On leaving the Forces, Litchfield worked for two years in a senior medical position in the Civil Service before moving to the private medical company BMI Healthcare, where he worked as Clinical Development Director until 2000.
In 2001, he was made Chief Medical Officer at BT where he still works. Litchfield is one of the architects of BT's Work Fit programme, which uses "multiple communication channels" to promote beneficial lifestyle changes, such as encouraging healthy eating and exercise in order to tackle the problem of obesity in sedentary office workers.
For just under four months in 2006, BT ran a mental health promotion campaign called 'Positive Mentality' in which employees were given information on how to "stave off" mental illness by eating different types of food, exercising and learning to relax. Litchfield has claimed that the early years of his tenure at BT coincided with a 30% reduction in mental health sickness absence and an 80% reduction in the firm's rate of medical retirement on the grounds of chronic mental illness.

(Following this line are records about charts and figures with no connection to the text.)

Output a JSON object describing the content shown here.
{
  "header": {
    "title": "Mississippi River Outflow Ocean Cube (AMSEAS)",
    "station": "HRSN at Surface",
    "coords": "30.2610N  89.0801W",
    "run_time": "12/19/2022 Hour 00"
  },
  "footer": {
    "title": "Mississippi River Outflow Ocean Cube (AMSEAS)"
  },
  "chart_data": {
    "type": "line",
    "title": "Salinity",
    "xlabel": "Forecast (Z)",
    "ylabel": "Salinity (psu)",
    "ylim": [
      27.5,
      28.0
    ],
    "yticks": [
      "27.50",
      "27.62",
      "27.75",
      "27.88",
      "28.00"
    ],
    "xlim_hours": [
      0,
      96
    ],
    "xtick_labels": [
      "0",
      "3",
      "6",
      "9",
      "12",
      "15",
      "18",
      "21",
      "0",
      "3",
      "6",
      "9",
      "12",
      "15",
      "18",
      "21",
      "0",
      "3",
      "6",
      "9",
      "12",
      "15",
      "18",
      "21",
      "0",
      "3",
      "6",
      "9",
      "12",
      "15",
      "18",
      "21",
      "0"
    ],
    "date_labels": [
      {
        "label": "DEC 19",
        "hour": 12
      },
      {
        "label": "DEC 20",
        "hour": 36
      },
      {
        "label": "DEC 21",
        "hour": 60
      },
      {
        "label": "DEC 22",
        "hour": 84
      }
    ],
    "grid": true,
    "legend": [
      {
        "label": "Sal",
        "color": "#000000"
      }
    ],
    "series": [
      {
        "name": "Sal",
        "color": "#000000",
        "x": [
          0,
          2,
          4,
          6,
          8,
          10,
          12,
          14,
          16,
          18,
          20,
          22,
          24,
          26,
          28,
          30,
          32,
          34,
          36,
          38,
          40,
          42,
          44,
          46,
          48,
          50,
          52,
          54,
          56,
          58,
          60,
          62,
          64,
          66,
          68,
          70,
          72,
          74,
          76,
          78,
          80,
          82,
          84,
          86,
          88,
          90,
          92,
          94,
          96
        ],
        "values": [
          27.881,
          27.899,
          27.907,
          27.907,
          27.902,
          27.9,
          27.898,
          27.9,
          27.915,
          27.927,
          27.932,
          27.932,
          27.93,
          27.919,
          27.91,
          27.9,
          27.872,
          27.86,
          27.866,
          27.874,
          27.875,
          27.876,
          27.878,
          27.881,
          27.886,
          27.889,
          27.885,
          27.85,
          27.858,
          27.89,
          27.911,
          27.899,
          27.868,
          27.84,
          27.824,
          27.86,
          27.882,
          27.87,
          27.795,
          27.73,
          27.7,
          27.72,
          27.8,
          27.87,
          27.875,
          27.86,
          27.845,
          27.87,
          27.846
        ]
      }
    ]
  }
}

Litchfield chaired the Faculty's ethical committee between 2007 and 2013. He co-edited Ethics Guidance for Occupational Health Practice in 2012.
He is a member of both the Faculty and its parent organisation, the Royal College of Physicians (occupational health doctors do not have their own royal college). He has been given the honorific status of Fellow by both.
In 2006, Litchfield was a member of the DWP's Mental Health Technical Working Group, which was set up to design a new mental health assessment for Incapacity Benefit claimants that would "identify accurately those who in spite of their condition are fit to continue in work". This work shaped the criteria used to gauge mental function in the Work Capability Assessment (WCA) that was introduced in 2008.